Aquel episodio lo viene repitiendo Estela Carlotto desde que volvió a instalarse el tema de los hijos apropiados por Ernestina Herrera de Noble a partir de unas declaraciones que hizo el ex juez Roberto Marquevich en una entrevista concedida a Lumbre a finales de octubre -publicada en noviembre pasado- y de la que luego se hicieron eco distintos medios periodísticos de todo el país.
Pese a la gravedad de los dichos de la presidenta de Abuelas de Plaza de Mayo, ni los fiscales ni los jueces que han intervenido en la causa han impulsado acciones encaminadas a establecer la veracidad de las expresiones de Carlotto, posteriormente desmentidas por el CEO del Grupo Clarín.
Si se probara que Magnetto conoce la verdad sobre el origen de Marcela y Felipe, el hombre fuerte de Clarín podría ser acusado de complicidad en delitos de lesa humanidad por haber contribuido al ocultamiento de la identidad de los dos niños –hoy jóvenes de 34 años- apropiados por la viuda de Noble durante la dictadura militar.
Pero hay otra historia que no tiene que ver con la señora de Noble sino con la del propio Magnetto.

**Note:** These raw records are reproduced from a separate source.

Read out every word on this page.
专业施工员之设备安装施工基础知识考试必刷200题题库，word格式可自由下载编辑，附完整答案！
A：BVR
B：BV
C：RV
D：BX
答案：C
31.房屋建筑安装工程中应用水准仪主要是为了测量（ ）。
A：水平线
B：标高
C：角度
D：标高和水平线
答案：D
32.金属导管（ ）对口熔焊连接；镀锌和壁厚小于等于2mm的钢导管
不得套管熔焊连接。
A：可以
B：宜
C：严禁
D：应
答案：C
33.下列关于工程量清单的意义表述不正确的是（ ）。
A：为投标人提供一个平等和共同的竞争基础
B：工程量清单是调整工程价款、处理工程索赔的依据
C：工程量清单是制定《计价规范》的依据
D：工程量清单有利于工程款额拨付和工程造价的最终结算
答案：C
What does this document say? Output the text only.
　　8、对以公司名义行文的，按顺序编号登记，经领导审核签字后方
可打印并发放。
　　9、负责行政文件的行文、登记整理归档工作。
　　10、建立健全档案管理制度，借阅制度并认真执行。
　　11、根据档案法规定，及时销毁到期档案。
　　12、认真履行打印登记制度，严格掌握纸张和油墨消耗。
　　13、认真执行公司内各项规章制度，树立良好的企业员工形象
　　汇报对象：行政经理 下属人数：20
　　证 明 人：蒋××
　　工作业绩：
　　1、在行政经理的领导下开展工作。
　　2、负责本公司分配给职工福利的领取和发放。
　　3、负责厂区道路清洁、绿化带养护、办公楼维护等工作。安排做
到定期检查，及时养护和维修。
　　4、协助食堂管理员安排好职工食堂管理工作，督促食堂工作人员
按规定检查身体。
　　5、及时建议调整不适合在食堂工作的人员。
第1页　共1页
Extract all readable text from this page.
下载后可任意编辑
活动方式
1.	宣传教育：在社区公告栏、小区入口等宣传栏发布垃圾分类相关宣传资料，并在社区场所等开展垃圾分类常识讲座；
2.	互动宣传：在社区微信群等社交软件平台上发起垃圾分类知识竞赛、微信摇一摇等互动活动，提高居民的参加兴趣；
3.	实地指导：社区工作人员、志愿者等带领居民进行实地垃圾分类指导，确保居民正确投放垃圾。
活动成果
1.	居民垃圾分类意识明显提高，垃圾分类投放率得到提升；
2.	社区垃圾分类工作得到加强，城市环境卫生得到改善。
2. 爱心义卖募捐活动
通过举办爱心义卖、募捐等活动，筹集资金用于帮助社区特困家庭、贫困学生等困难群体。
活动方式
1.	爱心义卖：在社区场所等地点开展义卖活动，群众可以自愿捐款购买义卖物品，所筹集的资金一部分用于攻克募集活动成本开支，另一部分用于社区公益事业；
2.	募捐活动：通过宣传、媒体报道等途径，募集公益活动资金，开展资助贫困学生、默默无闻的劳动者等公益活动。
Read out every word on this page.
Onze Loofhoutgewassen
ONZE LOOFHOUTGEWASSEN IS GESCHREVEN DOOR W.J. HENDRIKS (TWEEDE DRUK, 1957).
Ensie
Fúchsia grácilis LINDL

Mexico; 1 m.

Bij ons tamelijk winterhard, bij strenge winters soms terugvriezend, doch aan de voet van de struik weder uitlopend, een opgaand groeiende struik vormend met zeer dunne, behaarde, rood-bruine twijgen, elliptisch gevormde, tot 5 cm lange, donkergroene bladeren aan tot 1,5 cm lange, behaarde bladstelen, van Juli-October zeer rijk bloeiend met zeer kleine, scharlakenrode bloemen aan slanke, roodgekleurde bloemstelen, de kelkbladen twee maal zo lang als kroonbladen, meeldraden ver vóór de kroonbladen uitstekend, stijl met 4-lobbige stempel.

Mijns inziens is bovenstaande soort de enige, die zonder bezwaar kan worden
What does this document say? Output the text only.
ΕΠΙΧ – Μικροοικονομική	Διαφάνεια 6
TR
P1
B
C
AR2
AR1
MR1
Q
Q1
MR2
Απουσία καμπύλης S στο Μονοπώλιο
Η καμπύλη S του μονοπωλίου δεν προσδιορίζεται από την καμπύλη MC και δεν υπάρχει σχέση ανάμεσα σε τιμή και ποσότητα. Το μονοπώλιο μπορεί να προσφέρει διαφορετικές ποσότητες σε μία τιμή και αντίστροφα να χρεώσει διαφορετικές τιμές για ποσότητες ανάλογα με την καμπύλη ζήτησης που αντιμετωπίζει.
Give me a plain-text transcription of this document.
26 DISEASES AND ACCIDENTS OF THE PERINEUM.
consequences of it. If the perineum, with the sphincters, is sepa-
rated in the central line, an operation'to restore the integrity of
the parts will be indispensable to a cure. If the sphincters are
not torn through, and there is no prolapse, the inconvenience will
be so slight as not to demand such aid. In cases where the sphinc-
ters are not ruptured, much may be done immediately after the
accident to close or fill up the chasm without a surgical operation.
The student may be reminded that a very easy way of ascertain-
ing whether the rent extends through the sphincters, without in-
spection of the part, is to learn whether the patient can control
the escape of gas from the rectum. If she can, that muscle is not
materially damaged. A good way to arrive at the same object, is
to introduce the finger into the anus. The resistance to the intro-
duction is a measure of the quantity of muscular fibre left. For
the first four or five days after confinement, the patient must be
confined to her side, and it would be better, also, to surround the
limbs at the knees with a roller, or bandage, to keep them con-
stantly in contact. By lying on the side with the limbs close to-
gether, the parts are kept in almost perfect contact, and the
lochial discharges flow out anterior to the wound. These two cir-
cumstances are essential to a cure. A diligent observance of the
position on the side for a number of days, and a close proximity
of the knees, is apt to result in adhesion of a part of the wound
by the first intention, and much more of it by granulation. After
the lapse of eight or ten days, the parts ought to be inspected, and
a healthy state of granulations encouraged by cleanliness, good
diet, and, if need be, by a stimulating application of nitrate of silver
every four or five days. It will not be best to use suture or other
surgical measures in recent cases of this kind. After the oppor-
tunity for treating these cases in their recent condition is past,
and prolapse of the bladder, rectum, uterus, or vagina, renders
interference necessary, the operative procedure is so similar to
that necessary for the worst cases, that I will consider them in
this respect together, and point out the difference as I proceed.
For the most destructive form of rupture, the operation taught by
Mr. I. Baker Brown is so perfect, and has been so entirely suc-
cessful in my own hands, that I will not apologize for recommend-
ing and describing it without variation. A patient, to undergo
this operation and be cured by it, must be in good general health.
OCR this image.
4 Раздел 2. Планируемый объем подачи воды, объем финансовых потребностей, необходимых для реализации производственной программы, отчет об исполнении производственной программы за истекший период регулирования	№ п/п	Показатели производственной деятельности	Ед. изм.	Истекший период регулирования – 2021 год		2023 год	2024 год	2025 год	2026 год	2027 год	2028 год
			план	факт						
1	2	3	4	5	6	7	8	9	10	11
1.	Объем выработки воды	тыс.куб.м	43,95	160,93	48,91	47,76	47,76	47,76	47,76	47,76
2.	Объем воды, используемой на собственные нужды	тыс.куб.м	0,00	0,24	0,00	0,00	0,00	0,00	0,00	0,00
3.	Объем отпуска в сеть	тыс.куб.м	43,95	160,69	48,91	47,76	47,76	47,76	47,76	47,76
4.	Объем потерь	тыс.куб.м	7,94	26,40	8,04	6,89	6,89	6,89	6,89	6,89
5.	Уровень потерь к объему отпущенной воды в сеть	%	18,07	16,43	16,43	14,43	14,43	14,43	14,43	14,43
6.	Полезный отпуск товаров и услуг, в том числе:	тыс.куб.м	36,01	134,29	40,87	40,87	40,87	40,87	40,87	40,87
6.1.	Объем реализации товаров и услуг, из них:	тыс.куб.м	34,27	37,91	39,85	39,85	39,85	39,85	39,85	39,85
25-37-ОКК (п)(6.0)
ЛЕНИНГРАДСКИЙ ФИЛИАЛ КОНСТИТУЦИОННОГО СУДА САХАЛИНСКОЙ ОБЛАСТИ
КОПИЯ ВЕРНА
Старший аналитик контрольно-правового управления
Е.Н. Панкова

Una historia que encierra algunas llamativas coincidencias: los dos hijos del empresario también son adoptados. Y aquí viene la pregunta que muchos se han hecho y que quizás pueda ser respondida por Elisa Carrió.
La inclusión de la líder de la Coalición Cínica en el tema no es caprichosa. Surge de las declaraciones que el empresario José Pirillo le hizo al juez Conrado Bergesio en agosto del año pasado cuando el ex propietario del diario La Razón dio su testimonio ante el magistrado en la causa de los hijos de Ernestina Herrera de Noble.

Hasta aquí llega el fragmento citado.